The other NKVD men were probably goddamn glad they were nowhere near Chemnitz. The place stank of death. So did a lot of Germany, but this was worse.

A labor gang of Germans—old men in overalls, younger men in
Wehrmacht
rags, and women in everything under the sun—dumped rubble into wheelbarrows and carted it away. How many wheelbarrows full of broken bricks and shattered masonry did Chemnitz hold? How many did all the Soviet zone hold? How many did all of Germany hold? How many years would it take to clear them, and how big a mountain would they make added together?

A tall one, Bokov hoped.
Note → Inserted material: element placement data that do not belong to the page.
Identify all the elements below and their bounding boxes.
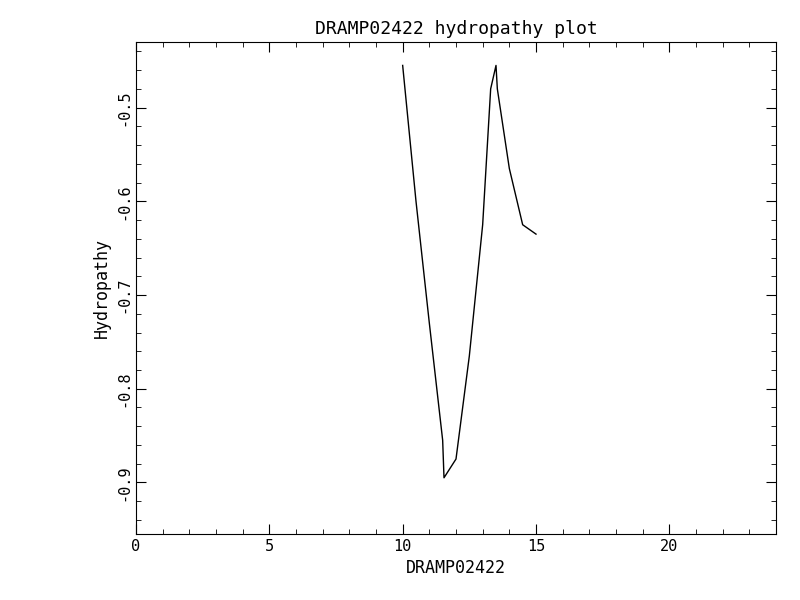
X-axis label: DRAMP02422: DRAMP02422 [406, 559, 506, 577]
Y-axis label: Hydropathy: Hydropathy [93, 238, 110, 338]
Title: DRAMP02422 hydropathy plot: DRAMP02422 hydropathy plot [314, 20, 598, 38]
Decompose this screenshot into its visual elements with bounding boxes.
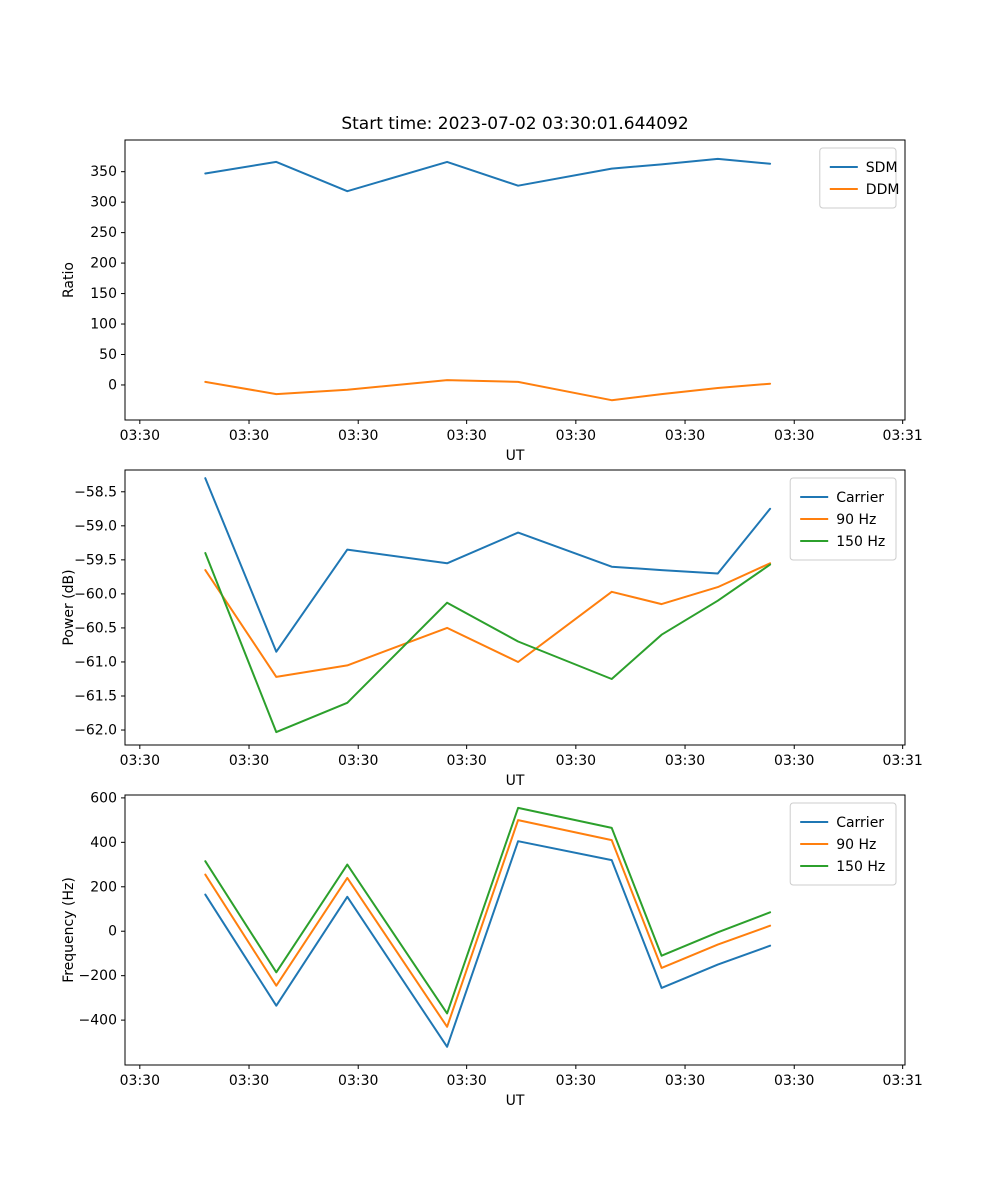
x-tick-label: 03:31 xyxy=(882,753,922,769)
y-axis-label: Ratio xyxy=(61,262,77,298)
legend-label: Carrier xyxy=(836,815,884,831)
series-line-sdm xyxy=(204,157,772,193)
x-tick-label: 03:30 xyxy=(665,753,705,769)
y-tick-label: 300 xyxy=(90,195,117,211)
y-tick-label: 250 xyxy=(90,225,117,241)
x-tick-label: 03:30 xyxy=(446,1073,486,1089)
legend-box xyxy=(789,802,897,886)
x-tick-label: 03:30 xyxy=(556,428,596,444)
x-tick-label: 03:30 xyxy=(120,428,160,444)
x-tick-label: 03:31 xyxy=(882,428,922,444)
figure-title: Start time: 2023-07-02 03:30:01.644092 xyxy=(341,114,689,134)
legend-box xyxy=(789,477,897,561)
y-tick-label: 50 xyxy=(99,347,117,363)
legend: Carrier 90 Hz 150 Hz xyxy=(789,802,897,886)
x-tick-label: 03:30 xyxy=(229,1073,269,1089)
x-tick-label: 03:30 xyxy=(229,428,269,444)
x-tick-label: 03:30 xyxy=(446,753,486,769)
plot-frame xyxy=(124,794,906,1066)
y-tick-label: 200 xyxy=(90,256,117,272)
frequency-chart: −400 −200 0 200 400 600 03:30 03:30 03:30 03:30 03… xyxy=(61,790,923,1109)
x-tick-label: 03:30 xyxy=(229,753,269,769)
x-tick-label: 03:30 xyxy=(665,428,705,444)
legend-label: 90 Hz xyxy=(836,837,876,853)
plot-frame xyxy=(124,469,906,746)
x-tick-label: 03:30 xyxy=(556,1073,596,1089)
y-tick-label: 350 xyxy=(90,164,117,180)
x-tick-label: 03:30 xyxy=(338,428,378,444)
y-tick-label: 600 xyxy=(90,790,117,806)
y-axis-label: Frequency (Hz) xyxy=(61,877,77,983)
y-tick-label: 150 xyxy=(90,286,117,302)
y-tick-label: −60.5 xyxy=(74,620,117,636)
legend-label: SDM xyxy=(866,160,898,176)
y-tick-label: −59.5 xyxy=(74,552,117,568)
plot-frame xyxy=(124,139,906,421)
x-tick-label: 03:31 xyxy=(882,1073,922,1089)
series-line-carrier xyxy=(204,477,772,653)
series-line-150-hz xyxy=(204,552,772,734)
x-tick-label: 03:30 xyxy=(774,1073,814,1089)
x-tick-label: 03:30 xyxy=(774,753,814,769)
ratio-chart: 0 50 100 150 200 250 300 350 03:30 03:30 03:30 03:3… xyxy=(61,139,923,464)
y-tick-label: 100 xyxy=(90,317,117,333)
y-tick-label: −58.5 xyxy=(74,484,117,500)
x-tick-label: 03:30 xyxy=(665,1073,705,1089)
x-tick-label: 03:30 xyxy=(120,1073,160,1089)
x-tick-label: 03:30 xyxy=(338,1073,378,1089)
y-tick-label: −59.0 xyxy=(74,518,117,534)
series-line-ddm xyxy=(204,379,772,402)
x-tick-label: 03:30 xyxy=(556,753,596,769)
x-tick-label: 03:30 xyxy=(774,428,814,444)
legend-label: 150 Hz xyxy=(836,534,885,550)
legend-label: 90 Hz xyxy=(836,512,876,528)
x-axis-label: UT xyxy=(506,1093,525,1109)
y-axis-label: Power (dB) xyxy=(61,569,77,645)
legend: Carrier 90 Hz 150 Hz xyxy=(789,477,897,561)
y-tick-label: 200 xyxy=(90,879,117,895)
legend-box xyxy=(819,147,897,209)
y-tick-label: −61.5 xyxy=(74,688,117,704)
x-axis-label: UT xyxy=(506,448,525,464)
legend: SDM DDM xyxy=(819,147,900,209)
y-tick-label: −400 xyxy=(79,1013,117,1029)
legend-label: Carrier xyxy=(836,490,884,506)
series-line-90-hz xyxy=(204,562,772,678)
legend-label: DDM xyxy=(866,182,900,198)
y-tick-label: −60.0 xyxy=(74,586,117,602)
series-line-150-hz xyxy=(204,806,772,1015)
power-chart: −58.5 −59.0 −59.5 −60.0 −60.5 −61.0 −61.5 −62.0… xyxy=(61,469,923,789)
y-tick-label: −61.0 xyxy=(74,654,117,670)
x-tick-label: 03:30 xyxy=(120,753,160,769)
x-tick-label: 03:30 xyxy=(338,753,378,769)
y-tick-label: 0 xyxy=(108,377,117,393)
y-tick-label: −62.0 xyxy=(74,723,117,739)
x-axis-label: UT xyxy=(506,773,525,789)
y-tick-label: 400 xyxy=(90,835,117,851)
x-tick-label: 03:30 xyxy=(446,428,486,444)
series-line-carrier xyxy=(204,840,772,1048)
legend-label: 150 Hz xyxy=(836,859,885,875)
series-line-90-hz xyxy=(204,819,772,1028)
y-tick-label: 0 xyxy=(108,924,117,940)
y-tick-label: −200 xyxy=(79,968,117,984)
Then he wondered how big a mountain the rubble in the USSR would make. Leningrad and Stalingrad weren’t much besides rubble these days. Plenty of cities, some of them big ones, had changed hands four times, not just twice. As the Nazis fell back, they’d destroyed everything they could to keep the Red Army from using it against them.

How long would the Soviet Union take to get over the mauling the Fascist hyenas had given it? Vladimir Bokov scowled, not liking the answer that formed in his mind. Germany had caught hell, no doubt about it. But, even though the Red Army finally drove the invaders off with their tails between their legs, it was plain the USSR had caught whatever was worse than hell.

How many dead? Twenty million? Thirty? Somewhere between one and the other, probably, but Bokov would have bet nobody could have said where. He knew—everybody knew, even if it wasn’t something you talked about—the Germans had inflicted far more casualties on the Red Army than the other way around.

But that wasn’t all. That was barely the beginning. The Germans had slaughtered Jews, commissars, intellectuals generally. Would the USSR’s intelligentsia ever be the same? And so many civilians had starved or died of disease or simply disappeared under German occupation.

It wasn’t all one-sided. The labor gang dug up an arm bone with some stinking flesh still clinging to it. As nonchalantly as if such things happened every day (and no doubt they did, or more often than that), a scrawny old geezer with a white mustache shoveled the ruined fragment of humanity into a wheelbarrow with the rest of the wreckage.